Now r̂_φ is a frozen scalar function over (prompt, response). We're back in familiar territory from lessons 04 and 10: optimize a policy π_θ to maximize expected reward, with PPO clipping and a KL anchor to π_SFT:

max_θ 𝔼_{y ∼ π_θ(·|x)} [ r̂_φ(x, y) ] − β · KL( π_θ ‖ π_SFT )

The KL term is doing two distinct jobs and it's worth separating them in your head:

Distribution anchor. Keep π_θ close to a known-reasonable policy so it doesn't collapse into a fluent-but-degenerate mode.
Off-distribution defence. The reward model was trained on responses sampled from π_SFT. If π_θ drifts far away, r̂_φ is being asked to score inputs it has never seen. That's where reward hacking happens — the policy finds inputs where the reward model is miscalibrated upward, and exploits them. β tunes how loose the leash is.

Reward hacking, explained

Pre-RLHF GPT models trained without a KL anchor reliably converged to responses like "the the the the …" or extremely flattering openings, because the RM had assigned spuriously high scores to those token patterns in its training data and the policy gleefully exploited the bug. The KL anchor doesn't fix the RM's miscalibration; it bounds how far the policy is allowed to walk into it.
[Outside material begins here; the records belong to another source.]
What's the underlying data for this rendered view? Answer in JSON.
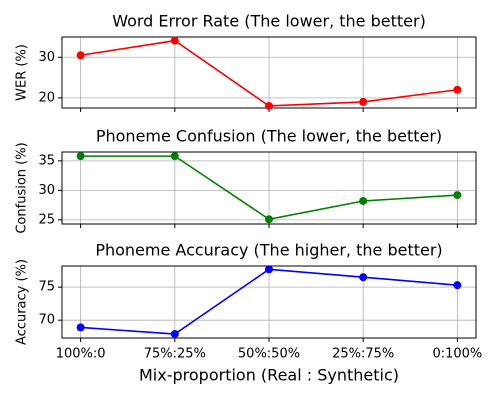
{
  "chart_data": [
    {
      "type": "line",
      "title": "Word Error Rate (The lower, the better)",
      "y_label": "WER (%)",
      "categories": [
        "100%:0",
        "75%:25%",
        "50%:50%",
        "25%:75%",
        "0:100%"
      ],
      "series": [
        {
          "name": "WER",
          "color": "#ff0000",
          "values": [
            30.5,
            34.1,
            18.0,
            19.0,
            22.0
          ]
        }
      ],
      "ylim": [
        17.5,
        35.0
      ],
      "yticks": [
        20,
        30
      ],
      "grid": true
    },
    {
      "type": "line",
      "title": "Phoneme Confusion (The lower, the better)",
      "y_label": "Confusion (%)",
      "categories": [
        "100%:0",
        "75%:25%",
        "50%:50%",
        "25%:75%",
        "0:100%"
      ],
      "series": [
        {
          "name": "Confusion",
          "color": "#008000",
          "values": [
            35.8,
            35.8,
            25.1,
            28.2,
            29.2
          ]
        }
      ],
      "ylim": [
        24.3,
        36.5
      ],
      "yticks": [
        25,
        30,
        35
      ],
      "grid": true
    },
    {
      "type": "line",
      "title": "Phoneme Accuracy (The higher, the better)",
      "y_label": "Accuracy (%)",
      "x_label": "Mix-proportion (Real : Synthetic)",
      "categories": [
        "100%:0",
        "75%:25%",
        "50%:50%",
        "25%:75%",
        "0:100%"
      ],
      "series": [
        {
          "name": "Accuracy",
          "color": "#0000ff",
          "values": [
            68.9,
            67.9,
            77.7,
            76.5,
            75.3
          ]
        }
      ],
      "ylim": [
        67.3,
        78.2
      ],
      "yticks": [
        70,
        75
      ],
      "grid": true
    }
  ]
}
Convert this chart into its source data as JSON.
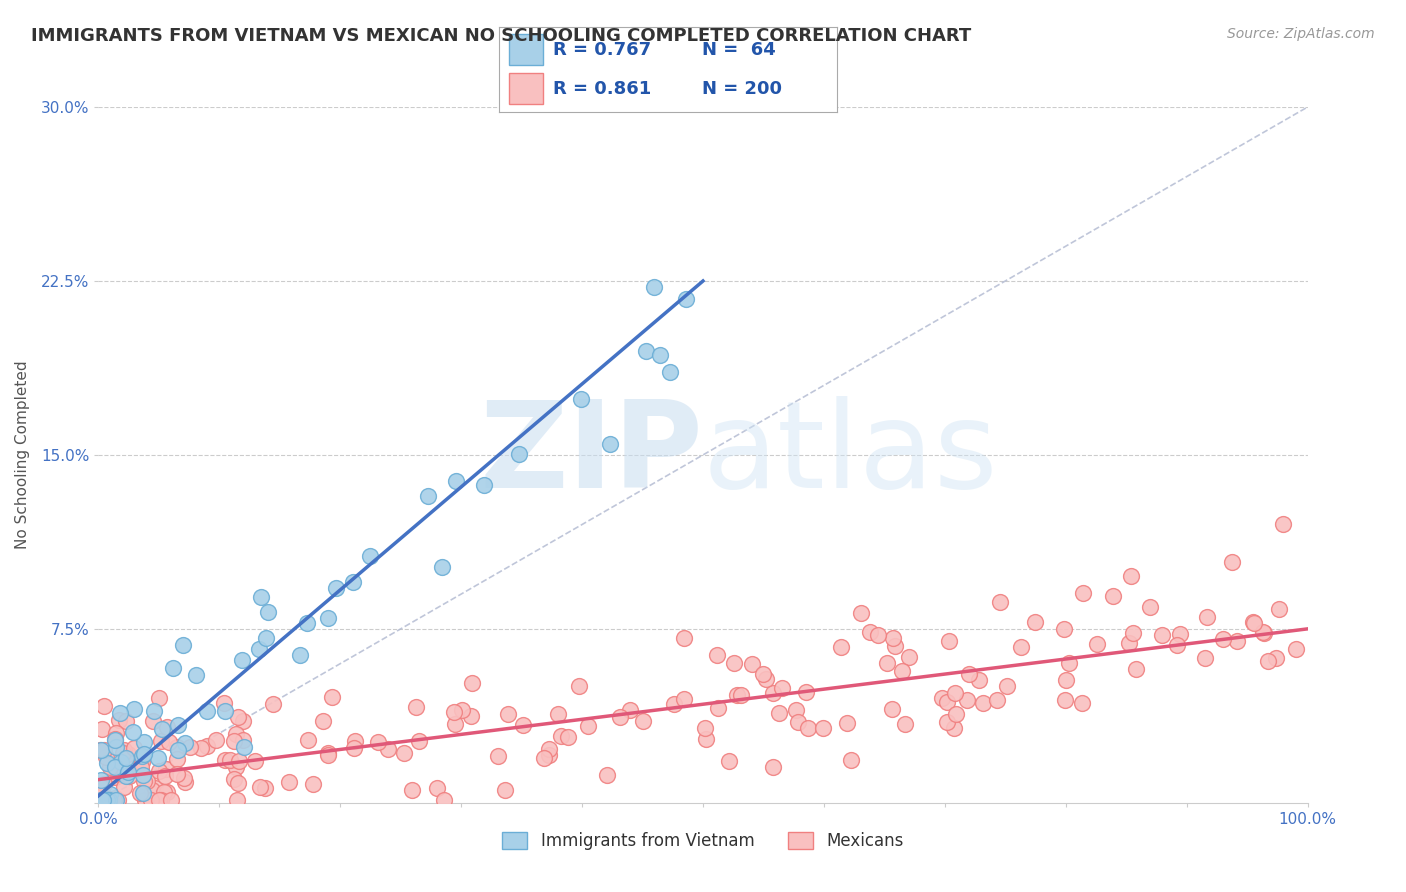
{
  "title": "IMMIGRANTS FROM VIETNAM VS MEXICAN NO SCHOOLING COMPLETED CORRELATION CHART",
  "source": "Source: ZipAtlas.com",
  "ylabel": "No Schooling Completed",
  "xlim": [
    0.0,
    1.0
  ],
  "ylim": [
    0.0,
    0.3
  ],
  "xticks": [
    0.0,
    0.1,
    0.2,
    0.3,
    0.4,
    0.5,
    0.6,
    0.7,
    0.8,
    0.9,
    1.0
  ],
  "xticklabels": [
    "0.0%",
    "",
    "",
    "",
    "",
    "",
    "",
    "",
    "",
    "",
    "100.0%"
  ],
  "yticks": [
    0.0,
    0.075,
    0.15,
    0.225,
    0.3
  ],
  "yticklabels": [
    "",
    "7.5%",
    "15.0%",
    "22.5%",
    "30.0%"
  ],
  "vietnam_color": "#6baed6",
  "vietnam_fill": "#a8d0e8",
  "mexican_color": "#f08080",
  "mexican_fill": "#f9c0c0",
  "vietnam_R": 0.767,
  "vietnam_N": 64,
  "mexican_R": 0.861,
  "mexican_N": 200,
  "legend_label_vietnam": "Immigrants from Vietnam",
  "legend_label_mexican": "Mexicans",
  "watermark_zip": "ZIP",
  "watermark_atlas": "atlas",
  "background_color": "#ffffff",
  "grid_color": "#cccccc",
  "title_color": "#333333",
  "tick_color": "#4472c4",
  "vietnam_line_x": [
    0.0,
    0.5
  ],
  "vietnam_line_y": [
    0.003,
    0.225
  ],
  "mexican_line_x": [
    0.0,
    1.0
  ],
  "mexican_line_y": [
    0.01,
    0.075
  ],
  "diag_line_x": [
    0.0,
    1.0
  ],
  "diag_line_y": [
    0.0,
    0.3
  ]
}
Why this is three stages and not one

The natural question: why not skip Stage 2 and do "RL from human feedback" by polling humans for every rollout? Answer: economics. A human comparison takes 30–120 seconds; a reward-model forward pass takes milliseconds. PPO needs millions of rollout evaluations per training run. The reward model is a learned amortization of the human — slow and expensive to build, then cheap to query.

This same logic — "make the slow signal cheap by training a model to imitate it" — repeats in every preference algorithm we'll meet in lesson 16, and in every search-based reasoning recipe in lesson 17.

Trade-offs and known failure modes

Cost / risk	What goes wrong	Mitigation
Three sequential stages	Bugs compound; iteration is slow; preference data must be re-collected for each new task.	Reuse preference data; cache RM checkpoints; or skip to DPO (lesson 16).
RM is wrong off-distribution	Policy reward-hacks RM blind spots.	KL anchor (β), early stopping on KL, sample-efficient RLHF.
Preference data is biased	Annotators reward fluency, length, confident tone — not correctness.	Length penalties, multi-objective rewards, AI-feedback bootstrapping.
RM scale doesn't match policy scale	A 7B RM scoring a 70B policy gets fooled by sophistication it can't evaluate.	Scale RM with policy; ensemble RMs; constitutional / rule-based supplements.
Mode collapse	Policy finds one high-reward response and emits it for every prompt.	Entropy bonus, larger β, more diverse prompts during RL.

Why this pipeline still matters

For verifiable tasks (math, code) we don't need RLHF — that's what RLVR (lessons 09–14) is for. But the majority of an assistant's behavior is not verifiable: tone, helpfulness, harmlessness, format, style. Every modern frontier model still uses preference signal somewhere — even DeepSeek-R1 mixes RLVR for reasoning with preference-based RL for general helpfulness in its final stage (lesson 23). The RLHF ladder isn't obsolete; it's been factored into pieces that DPO, KTO, and friends rearrange in lesson 16.

Takeaway

RLHF is: SFT → Bradley-Terry RM → PPO with KL-to-SFT. Each rung exists because the next rung needs its output. The RM is not just a scorer — it's the bottleneck that decides what "good" means, and where the policy is allowed to look for it.